Women and Heart Attacks
There are a lot of misconceptions when it comes to women and heart attacks. Did you know, for instance, that heart disease is the leading cause of death for women in the United States, leading to about 1 in every 5 deaths in 2020, according to the Centers for Disease Control and Prevention (CDC)? National Heart Month in February shines a light on the critical importance of heart health for women, and the signs and symptoms that can go undetected.
A heart attack or myocardial infarction happens when the blood flow that brings oxygen to your heart suddenly becomes blocked.
While chest pain or pressure is the most common symptom for both women and men, it possible to have a heart attack without chest pain, and women are more likely to have symptoms such as nausea, neck/jaw/shoulder discomfort, shortness of breath, sweating, severe fatigue and heartburn.

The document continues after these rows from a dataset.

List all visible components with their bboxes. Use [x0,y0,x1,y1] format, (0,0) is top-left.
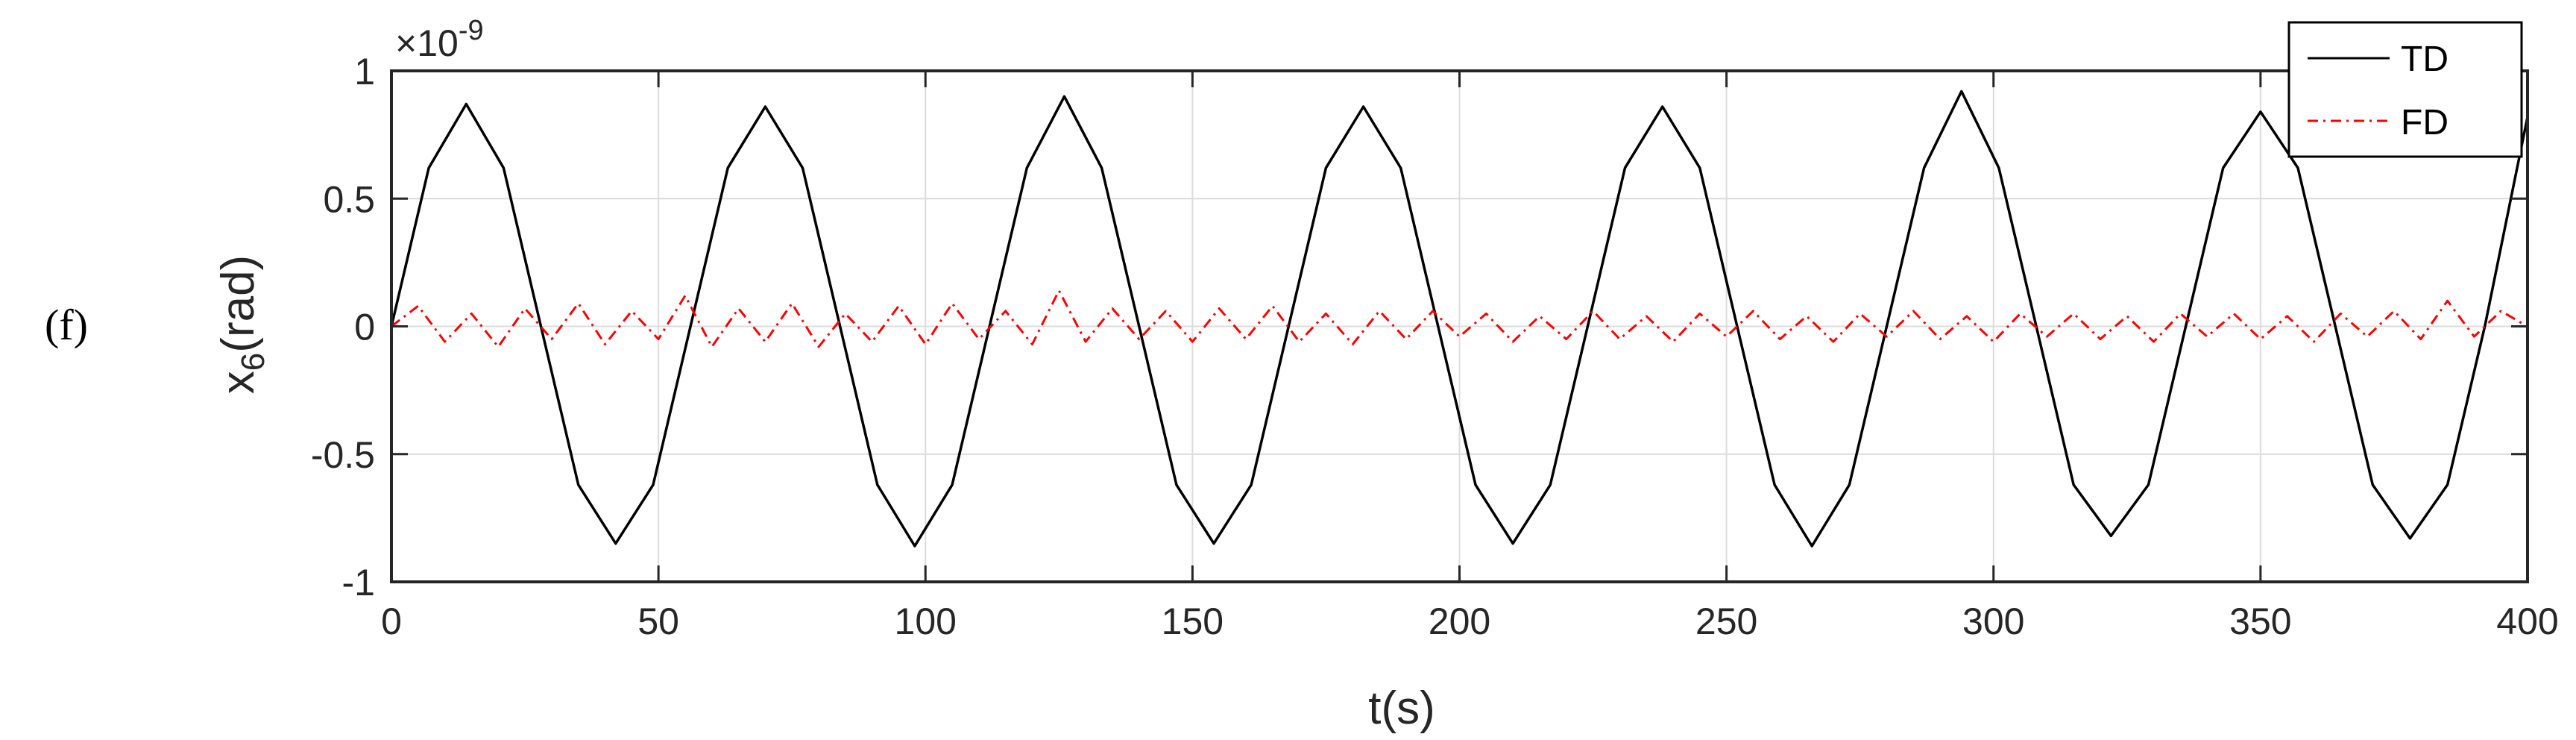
x-tick-label: 150 [1162,601,1224,642]
x-tick-label: 250 [1695,601,1757,642]
x-tick-label: 350 [2229,601,2291,642]
x-axis: 0 50 100 150 200 250 300 350 400 [381,71,2559,642]
y-tick-label: 1 [354,51,375,92]
x-tick-label: 100 [895,601,957,642]
exponent-base: ×10 [395,22,459,64]
y-axis-label-subscript: 6 [235,353,271,371]
legend-label-fd: FD [2401,103,2449,142]
legend-label-td: TD [2401,40,2449,79]
legend: TD FD [2287,21,2523,158]
x-tick-label: 300 [1962,601,2024,642]
series-line-td [390,90,2529,548]
series-line-fd [391,289,2528,348]
legend-box [2287,21,2523,158]
y-tick-label: -0.5 [311,434,375,476]
x-axis-label: t(s) [1368,683,1435,734]
y-axis-label-rest: (rad) [212,255,264,353]
x-tick-label: 50 [637,601,679,642]
y-axis-label-base: x [212,371,264,394]
exponent-power: -9 [459,15,484,46]
y-tick-label: 0.5 [323,178,375,220]
x-tick-label: 200 [1429,601,1490,642]
y-tick-label: -1 [342,562,375,603]
exponent-label: ×10-9 [395,15,484,64]
y-axis-label: x6(rad) [212,255,271,394]
x-tick-label: 0 [381,601,402,642]
y-axis: -1 -0.5 0 0.5 1 [311,51,2528,603]
series-layer [390,90,2529,548]
y-tick-label: 0 [354,307,375,348]
panel-label: (f) [45,301,88,349]
x-tick-label: 400 [2496,601,2558,642]
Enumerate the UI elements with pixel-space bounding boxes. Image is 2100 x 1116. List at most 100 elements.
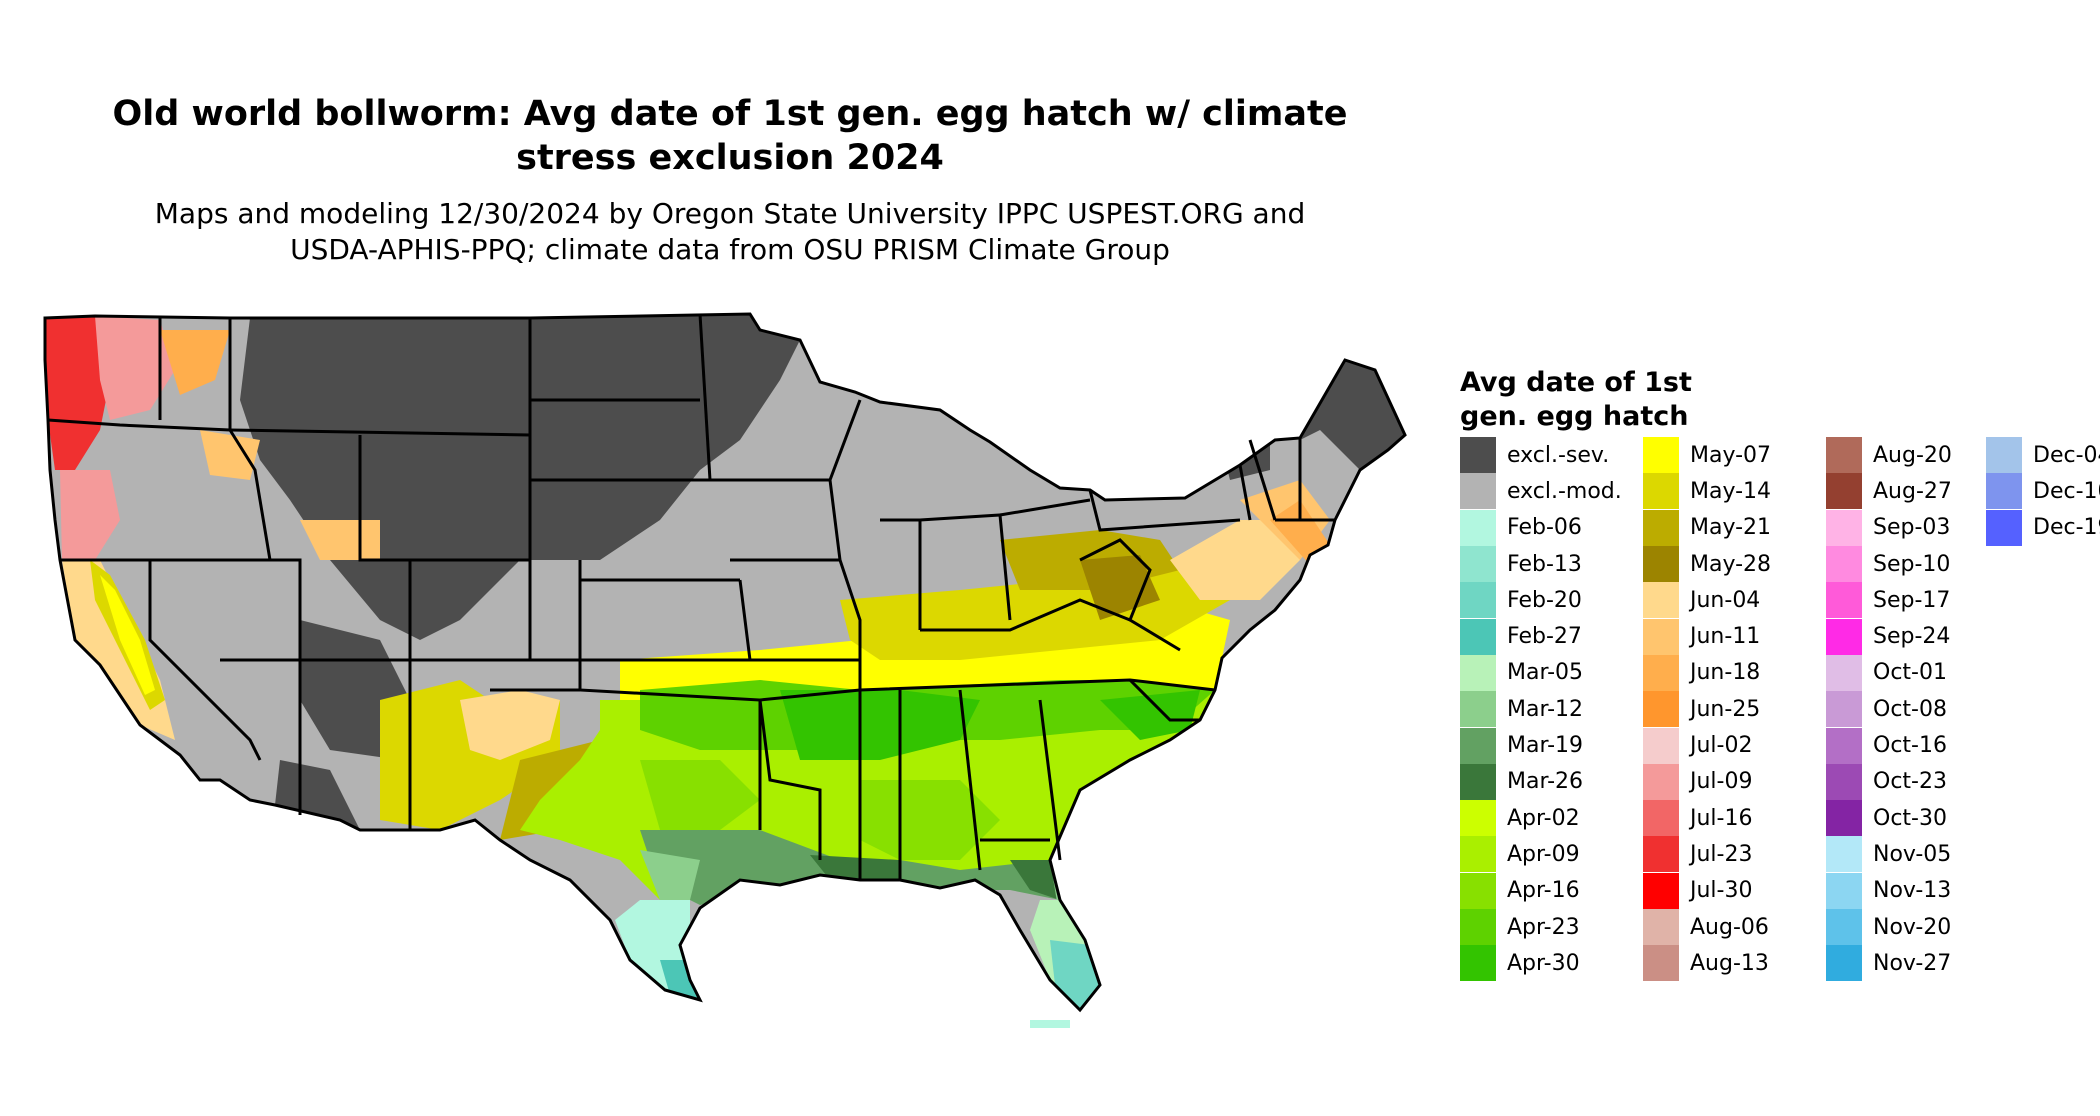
legend-item: Sep-24 bbox=[1826, 618, 1952, 655]
legend-label: Mar-12 bbox=[1507, 696, 1584, 722]
legend-item: Oct-30 bbox=[1826, 800, 1952, 837]
us-map bbox=[43, 312, 1407, 1028]
legend-item: Sep-17 bbox=[1826, 582, 1952, 619]
title-line-1: Old world bollworm: Avg date of 1st gen.… bbox=[112, 94, 1348, 134]
subtitle-line-2: USDA-APHIS-PPQ; climate data from OSU PR… bbox=[290, 233, 1170, 266]
legend-swatch bbox=[1643, 509, 1679, 546]
legend-swatch bbox=[1460, 582, 1496, 619]
legend-label: Oct-23 bbox=[1873, 769, 1947, 795]
legend-item: Aug-06 bbox=[1643, 909, 1771, 945]
legend-title-line-1: Avg date of 1st bbox=[1460, 367, 1692, 398]
legend-column: May-07 May-14 May-21 May-28 Jun-04 Jun-11 Jun-… bbox=[1643, 437, 1772, 982]
legend-item: Jul-02 bbox=[1643, 727, 1771, 764]
legend-swatch bbox=[1460, 872, 1496, 909]
legend-swatch bbox=[1826, 727, 1862, 764]
legend-swatch bbox=[1643, 691, 1679, 728]
title-line-2: stress exclusion 2024 bbox=[516, 138, 944, 178]
legend-item: Mar-19 bbox=[1460, 727, 1622, 764]
legend-label: May-14 bbox=[1690, 478, 1772, 504]
legend-label: Jul-16 bbox=[1690, 805, 1753, 831]
legend-swatch bbox=[1826, 909, 1862, 945]
legend-label: May-21 bbox=[1690, 515, 1772, 541]
legend-item: Mar-05 bbox=[1460, 654, 1622, 691]
legend-label: Aug-27 bbox=[1873, 478, 1952, 504]
legend-item: Dec-04 bbox=[1986, 437, 2100, 474]
legend-label: Sep-24 bbox=[1873, 624, 1951, 650]
legend-swatch bbox=[1826, 872, 1862, 909]
map-title: Old world bollworm: Avg date of 1st gen.… bbox=[60, 92, 1400, 180]
subtitle-line-1: Maps and modeling 12/30/2024 by Oregon S… bbox=[154, 197, 1306, 230]
legend-item: Feb-13 bbox=[1460, 546, 1622, 583]
legend-label: Aug-06 bbox=[1690, 914, 1769, 940]
legend-swatch bbox=[1986, 509, 2022, 546]
legend-swatch bbox=[1643, 727, 1679, 764]
legend-label: Oct-30 bbox=[1873, 805, 1947, 831]
legend-label: Sep-03 bbox=[1873, 515, 1951, 541]
legend-item: excl.-sev. bbox=[1460, 437, 1622, 474]
legend-item: Jul-30 bbox=[1643, 872, 1771, 909]
legend-item: Nov-13 bbox=[1826, 872, 1952, 909]
legend-label: Dec-10 bbox=[2033, 478, 2100, 504]
legend-swatch bbox=[1643, 473, 1679, 510]
legend-swatch bbox=[1460, 691, 1496, 728]
legend-swatch bbox=[1643, 582, 1679, 619]
legend-label: Sep-10 bbox=[1873, 551, 1951, 577]
legend-swatch bbox=[1460, 945, 1496, 982]
legend-swatch bbox=[1826, 800, 1862, 837]
legend-label: Apr-23 bbox=[1507, 914, 1580, 940]
legend-label: Feb-27 bbox=[1507, 624, 1582, 650]
legend-column: excl.-sev. excl.-mod. Feb-06 Feb-13 Feb-20 Fe… bbox=[1460, 437, 1622, 982]
legend-label: Aug-20 bbox=[1873, 442, 1952, 468]
legend-item: Jun-04 bbox=[1643, 582, 1771, 619]
legend-label: Mar-19 bbox=[1507, 733, 1584, 759]
legend-swatch bbox=[1826, 763, 1862, 800]
legend-item: Mar-26 bbox=[1460, 763, 1622, 800]
legend-swatch bbox=[1460, 836, 1496, 873]
legend-label: May-28 bbox=[1690, 551, 1772, 577]
legend-item: Sep-10 bbox=[1826, 546, 1952, 583]
legend-label: Jul-23 bbox=[1690, 841, 1753, 867]
legend-swatch bbox=[1826, 654, 1862, 691]
legend-swatch bbox=[1460, 909, 1496, 945]
legend-swatch bbox=[1826, 691, 1862, 728]
legend-item: Apr-30 bbox=[1460, 945, 1622, 982]
legend-label: Jun-25 bbox=[1690, 696, 1761, 722]
legend-item: Jun-25 bbox=[1643, 691, 1771, 728]
legend-item: Apr-23 bbox=[1460, 909, 1622, 945]
legend-swatch bbox=[1826, 582, 1862, 619]
legend-label: Feb-13 bbox=[1507, 551, 1582, 577]
legend-item: May-21 bbox=[1643, 509, 1772, 546]
legend-label: Nov-27 bbox=[1873, 950, 1952, 976]
legend-swatch bbox=[1826, 473, 1862, 510]
legend-label: May-07 bbox=[1690, 442, 1772, 468]
legend-item: Apr-02 bbox=[1460, 800, 1622, 837]
legend-label: Nov-13 bbox=[1873, 878, 1952, 904]
legend-swatch bbox=[1460, 727, 1496, 764]
legend-item: excl.-mod. bbox=[1460, 473, 1622, 510]
legend-item: Jun-18 bbox=[1643, 654, 1771, 691]
legend-item: Oct-08 bbox=[1826, 691, 1952, 728]
legend-item: Jul-23 bbox=[1643, 836, 1771, 873]
legend-label: Aug-13 bbox=[1690, 950, 1769, 976]
legend-label: Nov-20 bbox=[1873, 914, 1952, 940]
legend-label: Oct-16 bbox=[1873, 733, 1947, 759]
legend-item: May-14 bbox=[1643, 473, 1772, 510]
legend-swatch bbox=[1826, 945, 1862, 982]
legend-item: Apr-16 bbox=[1460, 872, 1622, 909]
legend-item: Mar-12 bbox=[1460, 691, 1622, 728]
legend-item: May-28 bbox=[1643, 546, 1772, 583]
legend-swatch bbox=[1643, 763, 1679, 800]
legend-swatch bbox=[1643, 945, 1679, 982]
legend-label: excl.-sev. bbox=[1507, 442, 1610, 468]
legend-item: Feb-06 bbox=[1460, 509, 1622, 546]
legend-label: Apr-30 bbox=[1507, 950, 1580, 976]
legend-swatch bbox=[1643, 437, 1679, 474]
legend-item: Dec-19 bbox=[1986, 509, 2100, 546]
legend-swatch bbox=[1643, 872, 1679, 909]
legend-title-line-2: gen. egg hatch bbox=[1460, 401, 1689, 432]
legend-swatch bbox=[1460, 654, 1496, 691]
legend-swatch bbox=[1460, 473, 1496, 510]
legend-item: Jul-16 bbox=[1643, 800, 1771, 837]
legend-label: Jun-11 bbox=[1690, 624, 1761, 650]
legend-swatch bbox=[1826, 836, 1862, 873]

These symptoms can be acute, but they can also be subtle, causing many to chalk them up to the flu or lack of sleep, for instance.
“No matter what your age, it is incredibly important to take heart health and potential signs of a heart attack very, very seriously,” said Nurse Practitioner Elise Pesch. “Being heart smart is one of the best things you can do for yourself and for the others in your life.”
Many times, heart disease is preventable, which is why regular exercise and a healthy diet, quitting smoking and reducing alcohol intake, stress management, regular check-ups and managing other health conditions are all vital. You can schedule an appointment with your healthcare provider to discuss your potential risk for heart disease and proactive steps you can take to protect your heart for decades to come.